GDXJ/Gold Ratio
This key predictive ratio continues to struggle when it comes to gaining upside traction. It remains below the starting level of the year.
The HUI/Gold ratio looks a bit better but certainly nothing to write home about.
Consistent with the weak-showing in this ratio, gold is struggling to breach overhead resistance on its chart emerging near $1175 and extending up to the old familiar $1180 level.
The ADX has turned down indicating a pause in the down-trending move lower. That big up day from yesterday and the subsequent upside follow through from today’s session were enough to cause an interruption in the downtrend.

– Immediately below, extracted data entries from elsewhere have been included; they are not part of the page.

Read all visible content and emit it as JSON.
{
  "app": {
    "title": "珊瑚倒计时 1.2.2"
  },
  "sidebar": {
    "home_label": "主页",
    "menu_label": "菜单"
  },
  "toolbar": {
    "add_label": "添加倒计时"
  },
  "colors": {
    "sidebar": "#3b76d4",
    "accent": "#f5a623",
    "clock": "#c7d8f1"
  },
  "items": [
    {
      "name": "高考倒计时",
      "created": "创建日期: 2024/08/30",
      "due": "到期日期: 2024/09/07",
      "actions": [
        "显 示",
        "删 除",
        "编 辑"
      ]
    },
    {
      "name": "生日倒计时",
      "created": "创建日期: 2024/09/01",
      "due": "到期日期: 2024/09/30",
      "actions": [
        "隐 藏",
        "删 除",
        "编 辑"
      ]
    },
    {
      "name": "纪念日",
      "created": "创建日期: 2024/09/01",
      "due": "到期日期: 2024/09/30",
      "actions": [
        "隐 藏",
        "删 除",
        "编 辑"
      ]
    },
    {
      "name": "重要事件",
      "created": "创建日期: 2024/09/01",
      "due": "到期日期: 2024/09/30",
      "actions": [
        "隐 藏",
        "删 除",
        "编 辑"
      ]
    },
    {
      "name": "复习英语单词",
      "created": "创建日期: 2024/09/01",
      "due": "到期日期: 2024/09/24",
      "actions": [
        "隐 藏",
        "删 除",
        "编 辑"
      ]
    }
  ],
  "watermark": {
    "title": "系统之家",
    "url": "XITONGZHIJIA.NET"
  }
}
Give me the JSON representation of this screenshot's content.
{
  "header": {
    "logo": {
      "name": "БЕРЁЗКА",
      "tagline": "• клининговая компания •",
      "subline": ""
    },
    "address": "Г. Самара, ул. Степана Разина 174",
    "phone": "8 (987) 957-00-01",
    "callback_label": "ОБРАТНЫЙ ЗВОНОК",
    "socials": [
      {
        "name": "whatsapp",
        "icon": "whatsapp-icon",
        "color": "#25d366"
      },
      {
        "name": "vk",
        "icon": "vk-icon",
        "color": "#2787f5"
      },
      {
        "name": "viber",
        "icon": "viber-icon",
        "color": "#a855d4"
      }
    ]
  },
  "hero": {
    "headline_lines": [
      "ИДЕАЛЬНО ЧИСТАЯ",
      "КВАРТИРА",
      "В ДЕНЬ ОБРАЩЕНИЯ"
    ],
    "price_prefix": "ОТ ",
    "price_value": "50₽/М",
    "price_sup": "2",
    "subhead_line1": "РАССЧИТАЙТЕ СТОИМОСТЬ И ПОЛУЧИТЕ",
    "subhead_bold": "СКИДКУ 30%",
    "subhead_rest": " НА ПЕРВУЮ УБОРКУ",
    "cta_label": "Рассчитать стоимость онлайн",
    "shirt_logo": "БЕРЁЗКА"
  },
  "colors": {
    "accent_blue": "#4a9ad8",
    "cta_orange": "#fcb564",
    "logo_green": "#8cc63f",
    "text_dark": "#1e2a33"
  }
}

Bears still remain in control of the market at this point as the -DMI (Negative Directional Indicator) remains above the +DMI (Positive Directional Indicator).
The RSI is moving higher from out of oversold territory.
I am also seeing that inflation expectations continue to remain quite weak as they are barely above a 5 year low.
One can say the same thing about gold as they can say about crude oil. If the inflationary pressures from rising crude oil/energy are missing, and if the TIPS spread is continuing to meander in 5 year low territory, why buy gold? There is no inflation and no signs of an overheating economy, at least as far as the market is concerned at this point. It then becomes a matter of holding gold for insurance reasons against falling interest rates as the opportunity cost to hold an asset that throws off no yield is minimized.
I am simply unsure how high such a sentiment can carry the metal at this point. Obviously the gold shares are having doubts as well. The onus will therefore be firmly on the shoulders of the bulls to PROVE that they can take the metal higher. So far, they have not been able to do that. The FOMC statement saved them yesterday as the metal was threatening to breach downside chart support but the FOMC, terrified of deflation, decided to try to talk the Dollar down and commodities up as if that could somehow engender the much-longed for 2% annual inflation rate that they are desperately seeking to achieve.
With that mindset, the last thing the Fed wants to see is an imploding gold price. GATA and the other “Gold is always manipulated all the time” crowd has no idea that they are barking up the wrong tree. The Fed is terrified of deflation, not a collapsing Dollar, which is what is necessary to see a substantially higher gold price.
Based on what I am currently seeing at this time, it looks as if the best the Fed could do is to put a temporary floor under the gold price and a temporary cap on the Dollar. As to how long either or both will hold, that is anyone’s guess. Perhaps until we get the next payrolls report?